About a 40 degree drop from horizontal to vertical would be normal for many vintage pieces with relatively heavy balances and slow (18,000bph) trains. It's a matter of pivot size to balance inertia. You aren't too far off, and some older Lecoultre stuff is especially bad here- their smaller calibers can have a 70 degree drop in some cases. I've noticed that the escapement locks are often quite heavy on old Lecoultre calibers, and reducing that can help quite a lot. First of all it will boost the overall amplitude, but by reducing the lock you reduce the force needed to unlock, and this is especially helpful in the vertical positions where the balance is already dealing with increased friction.

 

As it is, have a look at the regulator pins; they should be very close, but with the spring bouncing evenly between them. About 2 hairspring thicknesses would be a max gap (so 1 thickness of freedom). If you can close them a little it will already improve the difference between H and V rates.

  • Like 1
Posted
2 hours ago, nickelsilver said:

As it is, have a look at the regulator pins; they should be very close, but with the spring bouncing evenly between them. About 2 hairspring thicknesses would be a max gap (so 1 thickness of freedom).

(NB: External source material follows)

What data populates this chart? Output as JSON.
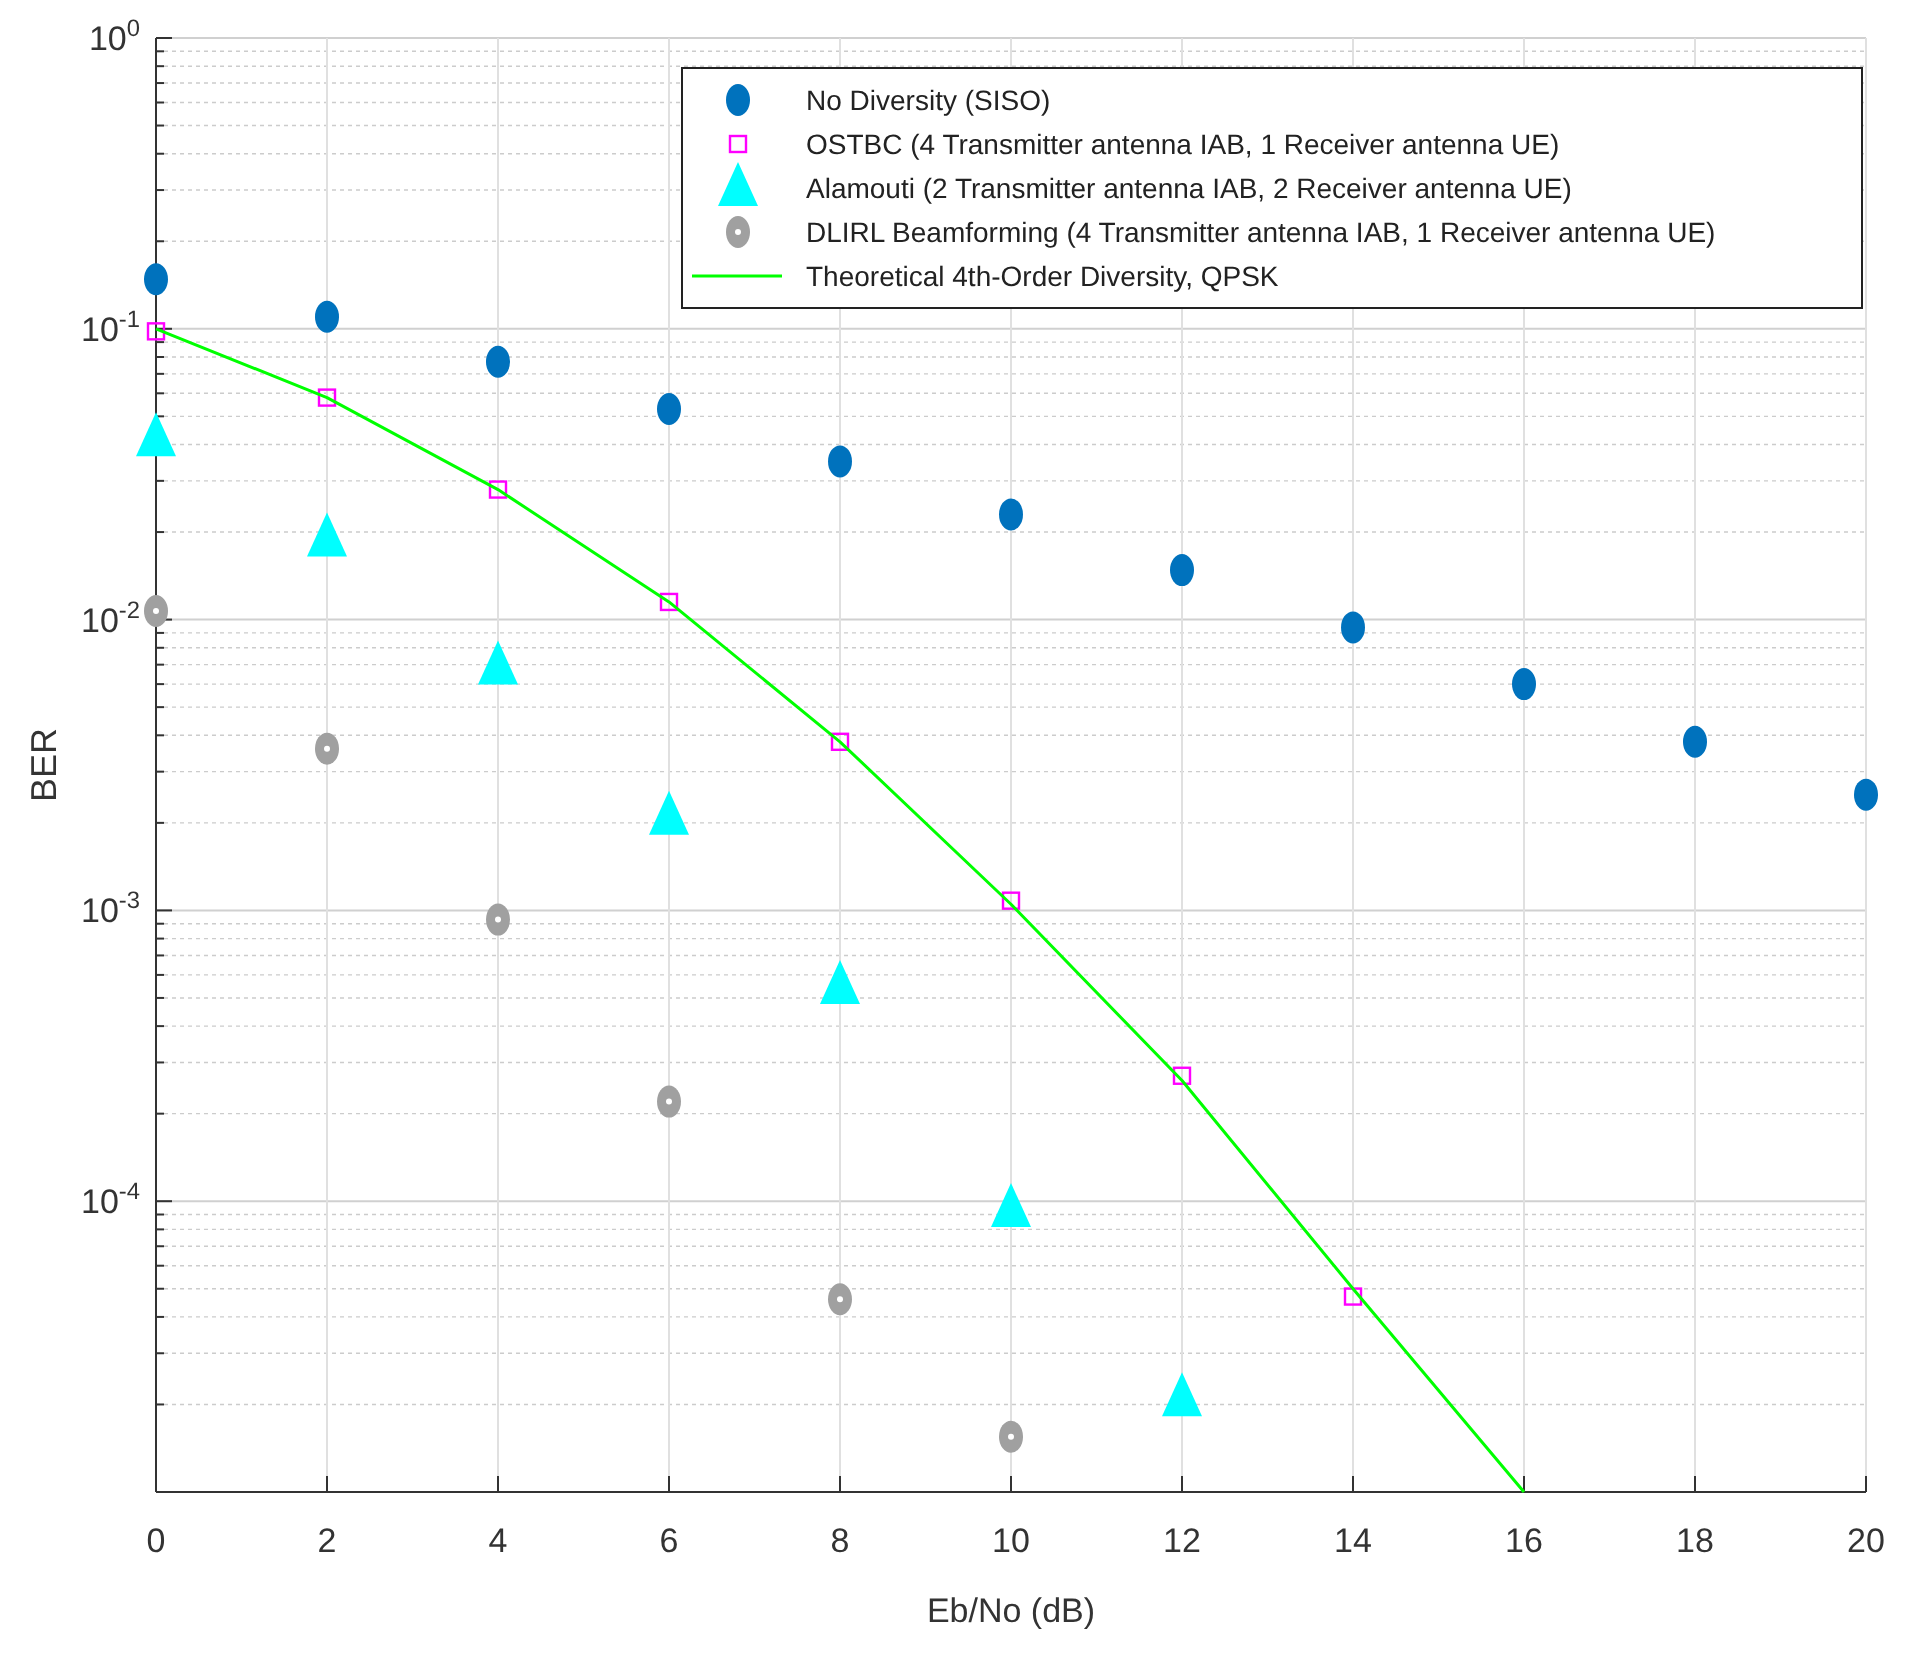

I can’t make picture clear enough, but you can take my word it is pretty much as you write. 

2 hours ago, nickelsilver said:

I've noticed that the escapement locks are often quite heavy on old Lecoultre calibers, and reducing that can help quite a lot. First of all it will boost the overall amplitude, but by reducing the lock you reduce the force needed to unlock, and this is especially helpful in the vertical positions where the balance is already dealing with increased friction.

Here I am very interested. I would love to explore this further, but I guess on cheaper caliber. I have some suitable CCCR watches with heavy locks. Correct me if I’m wrong, do I better own poising tool before this experiment?

Thank you for answer. I am happy to hear watch is actually behaving OK. On other side I have to resolve -26s/d. In this case I will regulate watch to V positions since there is more of them ?

Cheers

Jakub

Posted

If you aren't experienced in adjusting escapements then definitely learn on something cheaper. There aren't too many Futurematics out there! I wouldn't recommend getting into poising on this one either. You will want to check it in 6 positions, 4 vertical and the 2 horizontal. An overall delta of 30 seconds would be normal for this watch. If you can set the machine to a time "window" where it averages over a set length of time, set it to 20 seconds. When moving to a new position give it 20-30 seconds to settle in, then take a reading. Take the average over the 6 and regulate to be about 5s fast per day.

 

Also, as you just finished it, you will likely find that it picks up some amplitude over the next few days. Not all watches do, but it happens quite often.

Posted

I’m not experienced in adjusting balances, tho I went over some materials about it. I won’t do such a move on such a watch. For now I am happy with results on movement and power reserve. Poising tool is on the list and I have bunch of Soviet whole balances that I use for such a experiments.

I’ve noticed before increased amplitude. I assume it’s for better lubricant distribution. I expect “tick” and “tock” lines to be more parallel in next 24 hours.

Overall this 497, interesting experience. Specially unwind mainspring ?

  • 3 years later...
Posted
On 2/28/2021 at 3:48 PM, nickelsilver said:

some older Lecoultre stuff is especially bad here- their smaller calibers can have a 70 degree drop in some cases

Interesting! 

I just got a JLC Memovox 3151, calibre P489/1. The amplitude drops by 70° from horizontal to vertical. Good to know that this isn't too unusual. 

Btw, if anyone is ever searching: the lift angle on my P489/1 is 60° - as calibrated through visual (slow motion) inspection of the balance swing. This differs from the 40° lift angle found on various lists on the Internet. Makes a huge difference, obviously, in the timegrapher amplitude readings.